Des centaines d’enfants exclus des classes pour défaut de tenue scolaire : une violation flagrante de l’idéal républicain.
Ce devait être un jour de fête, celui du retour sur les bancs de l’école. Pourtant, pour des centaines d’enfants mauritaniens issus de ménages pauvres, la rentrée scolaire s’est transformée en cauchemar. Contraints de rebrousser chemin, ils ont été purement et simplement renvoyés de leurs établissements. Le motif ? Leurs parents n’ont pas pu acquitter la somme nécessaire pour l’achat des tenues scolaires imposées.
Dans la cour des écoles primaires, notamment en milieu rural, le spectacle était insoutenable. Tandis que la majorité des élèves, fraîchement habillés de neuf, se pressaient pour retrouver leurs camarades, un petit groupe, identifiable par ses vêtements dépareillés et usés, se tenait à l’écart, sous le regard mélangé de honte et de tristesse de leurs parents. « Je voulais tellement revenir à l’école, retrouver mes amis », murmure Ahmed*, 9 ans, les yeux baissés. « Mais le directeur m’a dit de rentrer à la maison et de ne revenir que quand j’aurai l’uniforme. Mon père a tout essayé, mais il n’a pas trouvé de travail ce mois-ci. »

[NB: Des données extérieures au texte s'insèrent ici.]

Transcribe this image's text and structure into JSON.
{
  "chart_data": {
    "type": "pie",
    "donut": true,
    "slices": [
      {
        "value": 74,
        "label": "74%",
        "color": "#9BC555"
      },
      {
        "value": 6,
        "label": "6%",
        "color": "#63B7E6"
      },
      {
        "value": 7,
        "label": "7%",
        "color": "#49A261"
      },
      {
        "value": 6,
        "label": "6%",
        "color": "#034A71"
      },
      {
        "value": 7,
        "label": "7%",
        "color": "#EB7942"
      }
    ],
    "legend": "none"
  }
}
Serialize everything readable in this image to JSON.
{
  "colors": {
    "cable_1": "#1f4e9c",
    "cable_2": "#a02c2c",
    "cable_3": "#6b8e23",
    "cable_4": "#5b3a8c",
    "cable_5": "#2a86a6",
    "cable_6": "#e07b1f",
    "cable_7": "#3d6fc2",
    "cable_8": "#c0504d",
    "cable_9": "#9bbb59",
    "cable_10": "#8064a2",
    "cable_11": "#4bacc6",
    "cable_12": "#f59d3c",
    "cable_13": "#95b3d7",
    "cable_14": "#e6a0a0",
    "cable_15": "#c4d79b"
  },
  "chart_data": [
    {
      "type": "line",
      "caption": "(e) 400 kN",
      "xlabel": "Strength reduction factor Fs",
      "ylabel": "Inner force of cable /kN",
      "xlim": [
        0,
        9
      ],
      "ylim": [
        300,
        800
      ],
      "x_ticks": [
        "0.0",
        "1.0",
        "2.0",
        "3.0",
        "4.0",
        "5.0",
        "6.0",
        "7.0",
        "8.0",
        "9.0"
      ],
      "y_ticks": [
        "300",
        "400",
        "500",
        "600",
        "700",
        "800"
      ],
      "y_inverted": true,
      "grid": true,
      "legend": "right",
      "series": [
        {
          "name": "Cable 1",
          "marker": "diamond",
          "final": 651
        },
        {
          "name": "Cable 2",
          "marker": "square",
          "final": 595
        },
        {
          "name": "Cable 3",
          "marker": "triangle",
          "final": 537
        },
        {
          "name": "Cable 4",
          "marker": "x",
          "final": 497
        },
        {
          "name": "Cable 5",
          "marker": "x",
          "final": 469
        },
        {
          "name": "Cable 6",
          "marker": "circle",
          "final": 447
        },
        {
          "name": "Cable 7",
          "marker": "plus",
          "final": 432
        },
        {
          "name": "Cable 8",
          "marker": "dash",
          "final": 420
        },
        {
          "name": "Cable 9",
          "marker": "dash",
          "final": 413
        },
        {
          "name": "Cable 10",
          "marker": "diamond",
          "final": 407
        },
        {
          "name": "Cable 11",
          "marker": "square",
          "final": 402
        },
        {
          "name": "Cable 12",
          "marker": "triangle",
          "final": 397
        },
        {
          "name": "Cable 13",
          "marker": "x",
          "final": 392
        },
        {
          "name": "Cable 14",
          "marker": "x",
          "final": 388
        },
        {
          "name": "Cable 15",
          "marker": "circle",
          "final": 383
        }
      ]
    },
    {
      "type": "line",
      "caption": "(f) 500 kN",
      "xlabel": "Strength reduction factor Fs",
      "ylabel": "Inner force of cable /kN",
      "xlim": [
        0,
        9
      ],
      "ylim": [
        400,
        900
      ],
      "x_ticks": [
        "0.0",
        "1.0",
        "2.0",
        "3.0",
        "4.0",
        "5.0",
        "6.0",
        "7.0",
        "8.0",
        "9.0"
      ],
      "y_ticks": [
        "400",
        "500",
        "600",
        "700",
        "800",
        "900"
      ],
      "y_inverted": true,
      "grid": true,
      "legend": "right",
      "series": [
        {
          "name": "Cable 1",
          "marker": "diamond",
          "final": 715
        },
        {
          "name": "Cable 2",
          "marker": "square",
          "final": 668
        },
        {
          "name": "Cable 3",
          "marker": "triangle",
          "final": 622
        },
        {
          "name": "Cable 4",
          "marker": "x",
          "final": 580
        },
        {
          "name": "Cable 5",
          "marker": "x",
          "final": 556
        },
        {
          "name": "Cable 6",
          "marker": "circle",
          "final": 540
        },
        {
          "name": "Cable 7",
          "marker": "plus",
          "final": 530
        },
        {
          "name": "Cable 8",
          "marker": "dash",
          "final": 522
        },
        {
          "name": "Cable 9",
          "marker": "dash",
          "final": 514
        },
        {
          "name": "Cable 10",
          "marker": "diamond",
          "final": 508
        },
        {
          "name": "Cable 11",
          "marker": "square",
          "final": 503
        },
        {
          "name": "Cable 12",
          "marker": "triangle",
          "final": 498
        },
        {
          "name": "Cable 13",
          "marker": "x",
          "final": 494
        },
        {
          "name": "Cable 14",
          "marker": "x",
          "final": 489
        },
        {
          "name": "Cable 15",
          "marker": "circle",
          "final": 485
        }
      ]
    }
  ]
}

Cette scène, choquante et récurrente, érige un mur infranchissable entre l’école et les plus démunis. Elle transforme un droit fondamental – celui à l’éducation – en un privilège conditionné par la solvabilité des familles. Cette situation met en lumière, de manière crue, la faiblesse criante de notre filet de protection sociale. Un État qui se veut républicain se doit d’être le garant de l’égalité des chances dès le plus jeune âge. Or, le système actuel n’est pas en mesure de protéger ses enfants les plus vulnérables contre cette profonde injustice.
Des témoignages poignants : Fatou, mère de deux enfants, partage son désespoir : « J’ai sacrifié tout ce que j’avais pour acheter des fournitures, mais je n’ai pas pu leur offrir l’uniforme. Cela me brise le cœur de voir mes enfants exclus. » D’autres parents, comme Moussa, tentent de se battre pour leurs enfants en organisant des collectes de fonds à l’échelle de la communauté, témoignant d’une solidarité touchante mais insuffisante pour pallier les lacunes de l’État.
Au lieu d’offrir discrètement les tenues manquantes pour préserver la dignité des élèves, le renvoi public stigmatise. Il crie à toute l’école que ces enfants sont pauvres, les désignant comme des fardeaux pour leurs parents, incapables de répondre à une exigence matérielle. Cette humiliation institutionnalisée porte une blessure psychologique bien plus profonde qu’un simple retard scolaire. Cette pratique sonne le glas de l’esprit même de l’école républicaine. Fondée sur le principe d’émancipation par le savoir, celle-ci est censée être un sanctuaire où les déterminismes sociaux s’effacent devant le mérite et l’intelligence. En excluant un enfant pour des raisons pécuniaires, nous trahissons cet idéal.
Un appel à la réflexion : L’école, qui devrait être le creuset où se fondent les différences pour forger une nation unie, devient au contraire le théâtre où se joue et s’amplifie le fossé entre les riches et les pauvres. Elle n’est plus le lieu qui corrige les inégalités ; elle est devenu celui qui les consacre et les rend visibles, dès le plus jeune âge. En excluant des enfants, nous les privons non seulement d’une éducation, mais aussi de la possibilité de rêver d’une vie meilleure.
La solution ne réside pas dans la suppression pure et simple des tenues, qui peuvent avoir une vertu égalisatrice. Elle exige une politique sociale volontariste et humaine : la mise en place par l’État ou les communes d’une caisse permettant de fournir gratuitement et discrètement les tenues aux familles dans le besoin, une sensibilisation du corps éducatif pour rappeler aux directeurs d’établissement et aux enseignants que leur mission première est d’accueillir, et non d’exclure, et l’encouragement des initiatives locales de solidarité communautaire.
En conclusion : En cette période de rentrée, la question n’est pas seulement de savoir combien d’enfants sont entrés en classe, mais combien ont été injustement tenus à la porte. L’avenir de notre école républicaine, et donc de notre nation, dépend de notre capacité à leur rouvrir les bras. La dignité des enfants ne devrait jamais être compromise par la condition économique de leurs familles. Il est temps d’agir pour que l’école redevienne ce sanctuaire d’égalité et d’émancipation qu’elle se doit d’être.